Synthetic Benchmark Results
Synthetic benchmarks can identify problems, but we don’t see anything that really stands out until we get all the way down to Sandra Multimedia. Differences there appear to point to a variability in the benchmark itself, since no other set of results is so widely varied.
The X299 Aorus Gaming 7 Pro takes middle position in Sandra Memory Bandwidth. Memory timings are one of the few places where manufacturers can play with performance without overclocking the CPU.
3D Games
The X299 Aorus Gaming 7 Pro outpaces its predecessor in F1 2015, but other benchmarks are close enough to fall within the normal variation between consecutive runs.
The one standout in Talos, MSI’s X299 XPower Gaming AC includes Nahamic software that, because of its compatibility with this game, adds overhead. Disabling the software would have put it in first place.
Timed Applications
Less time means more performance in timed applications, where the X299 Aorus Gaming 7 Pro again falls to the middle of the pack.
The X299 Aorus Gaming 7 Pro edges out its predecessor in MS Office, but the difference is still rather small.
Power, Heat, & Efficiency
The X299 Aorus Gaming 7 Pro is certainly more miserly than its predecessor, but that still puts it only mid-pack in power consumption.
Fortunately, that lower power use also allows significantly lower CPU temperature.
Combining a miniscule performance gain with noticeable power savings compared to its predecessor, the X299 Aorus Gaming 7 Pro climbs to second place in efficiency.
Overclocking
Thanks to our CPU’s hard thermal barrier at relatively low voltage levels, nearly every board can push it to 4.40 GHz. That’s unfortunate because it doesn’t allows the X299 Aorus Gaming 7 Pro’s improved voltage regulator to shine.
Despite its meager memory frequency, the X299 Aorus Gaming 7 Pro is roughly tied for second in overclocked memory performance. This is where the X299 XPower Gaming AC really shines.
Final Thoughts
The X299 Aorus Gaming 7 Pro is a great looking board packed with features, but so was the X299 Aorus Gaming 7. Improvements include an upsized voltage regulator, two additional heat spreaders for M.2 drives, and firmware updates that eliminate the poor efficiency of the X299 Aorus Gaming 7’s early review. Builders can still get firmware updates for the earlier board though, so we’re really looking at a price difference of around $50 to purchase a couple chunks of aluminum and a few voltage regulation components.

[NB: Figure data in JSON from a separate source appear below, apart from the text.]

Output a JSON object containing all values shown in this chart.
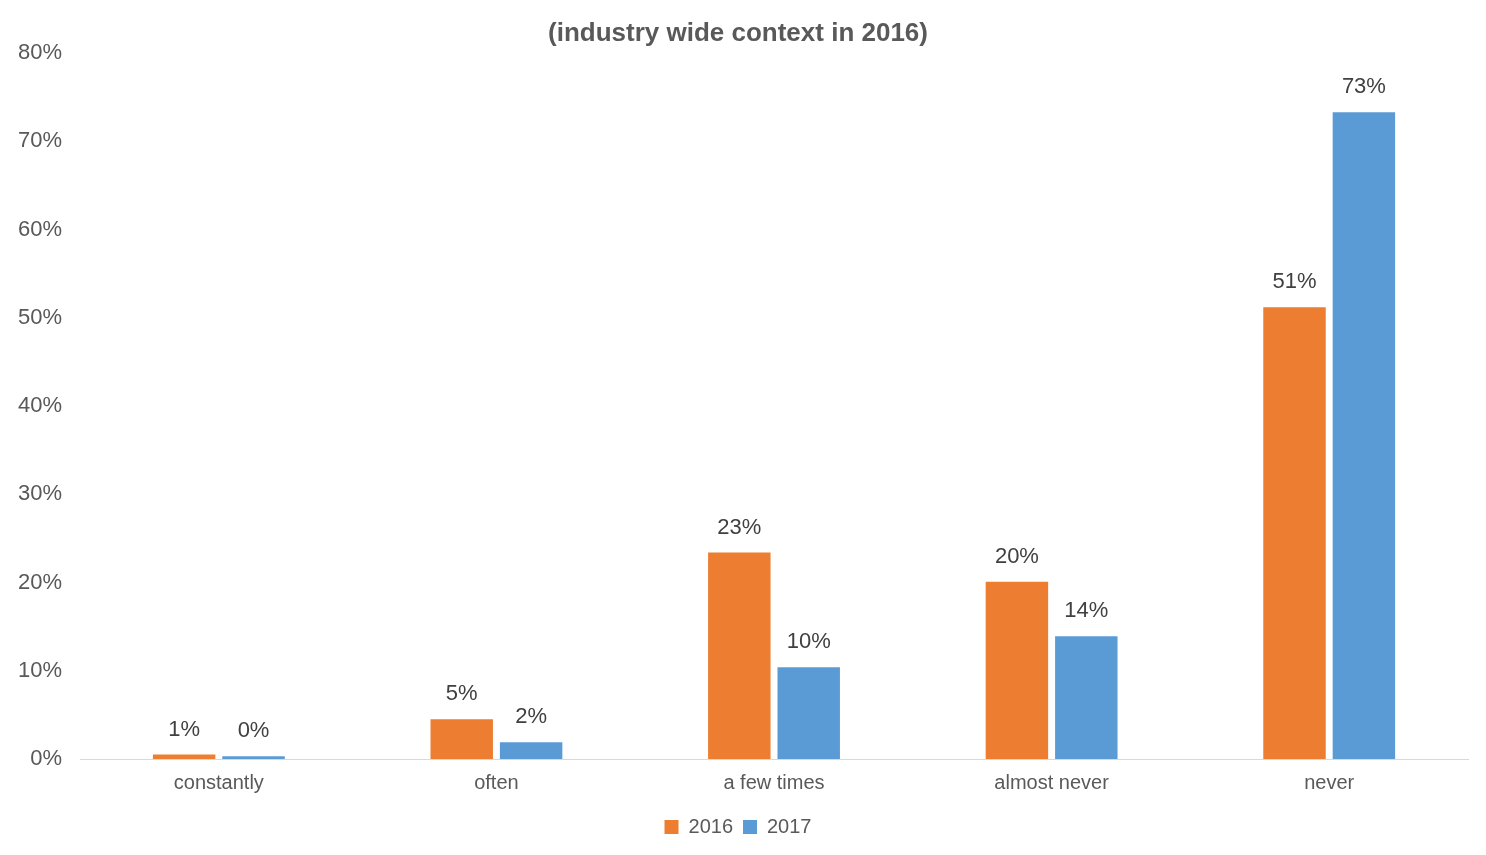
{
  "chart_data": {
    "type": "bar",
    "title": "(industry wide context in 2016)",
    "categories": [
      "constantly",
      "often",
      "a few times",
      "almost never",
      "never"
    ],
    "series": [
      {
        "name": "2016",
        "color": "#ed7d31",
        "values": [
          0.5,
          4.5,
          23.4,
          20.1,
          51.2
        ],
        "value_labels": [
          "1%",
          "5%",
          "23%",
          "20%",
          "51%"
        ]
      },
      {
        "name": "2017",
        "color": "#5b9bd5",
        "values": [
          0.3,
          1.9,
          10.4,
          13.9,
          73.3
        ],
        "value_labels": [
          "0%",
          "2%",
          "10%",
          "14%",
          "73%"
        ]
      }
    ],
    "ylim": [
      0,
      80
    ],
    "yticks": [
      {
        "value": 0,
        "label": "0%"
      },
      {
        "value": 10,
        "label": "10%"
      },
      {
        "value": 20,
        "label": "20%"
      },
      {
        "value": 30,
        "label": "30%"
      },
      {
        "value": 40,
        "label": "40%"
      },
      {
        "value": 50,
        "label": "50%"
      },
      {
        "value": 60,
        "label": "60%"
      },
      {
        "value": 70,
        "label": "70%"
      },
      {
        "value": 80,
        "label": "80%"
      }
    ],
    "grid": false,
    "legend": "bottom"
  }
}
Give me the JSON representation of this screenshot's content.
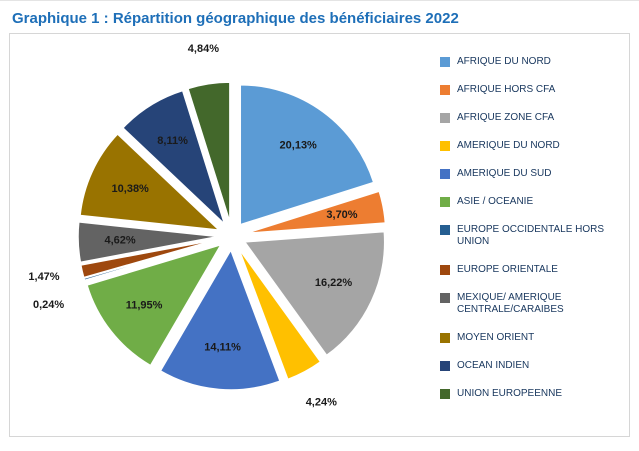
{
  "chart_data": {
    "type": "pie",
    "title": "Graphique 1 : Répartition géographique des bénéficiaires 2022",
    "start_angle_deg": 0,
    "direction": "clockwise",
    "exploded": true,
    "legend_position": "right",
    "value_format": "percent, french decimal comma",
    "slices": [
      {
        "label": "AFRIQUE DU NORD",
        "value": 20.13,
        "display": "20,13%",
        "color": "#5B9BD5",
        "label_placement": "inside"
      },
      {
        "label": "AFRIQUE HORS CFA",
        "value": 3.7,
        "display": "3,70%",
        "color": "#ED7D31",
        "label_placement": "inside"
      },
      {
        "label": "AFRIQUE ZONE CFA",
        "value": 16.22,
        "display": "16,22%",
        "color": "#A5A5A5",
        "label_placement": "inside"
      },
      {
        "label": "AMERIQUE DU NORD",
        "value": 4.24,
        "display": "4,24%",
        "color": "#FFC000",
        "label_placement": "outside"
      },
      {
        "label": "AMERIQUE DU SUD",
        "value": 14.11,
        "display": "14,11%",
        "color": "#4472C4",
        "label_placement": "inside"
      },
      {
        "label": "ASIE / OCEANIE",
        "value": 11.95,
        "display": "11,95%",
        "color": "#70AD47",
        "label_placement": "inside"
      },
      {
        "label": "EUROPE OCCIDENTALE HORS UNION",
        "value": 0.24,
        "display": "0,24%",
        "color": "#255E91",
        "label_placement": "outside"
      },
      {
        "label": "EUROPE ORIENTALE",
        "value": 1.47,
        "display": "1,47%",
        "color": "#9E480E",
        "label_placement": "outside"
      },
      {
        "label": "MEXIQUE/ AMERIQUE CENTRALE/CARAIBES",
        "value": 4.62,
        "display": "4,62%",
        "color": "#636363",
        "label_placement": "inside"
      },
      {
        "label": "MOYEN ORIENT",
        "value": 10.38,
        "display": "10,38%",
        "color": "#997300",
        "label_placement": "inside"
      },
      {
        "label": "OCEAN INDIEN",
        "value": 8.11,
        "display": "8,11%",
        "color": "#264478",
        "label_placement": "inside"
      },
      {
        "label": "UNION EUROPEENNE",
        "value": 4.84,
        "display": "4,84%",
        "color": "#43682B",
        "label_placement": "outside"
      }
    ]
  },
  "styles": {
    "title_color": "#1E6FB8",
    "legend_text_color": "#17365D",
    "chart_border_color": "#D6D6D6",
    "label_text_color": "#1a1a1a"
  }
}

The X299 Aorus Gaming 7 earned our stamp of approval in spite of a couple flaws, which were its inability to set a 0x AVX offset and its poor efficiency. Since firmware updates have addressed both issues, we’re still left to consider whether the new voltage regulator is still worth the extra money. If your CPU is thermally constrained such as ours, it probably isn’t. Yet if you’re de-lidding your CPU to eliminate such constraints, it probably is. The X299 Aorus Gaming 7 Pro is either a better or lesser value depending on what you’re planning to do with your CPU, so it gets our same nod of approval.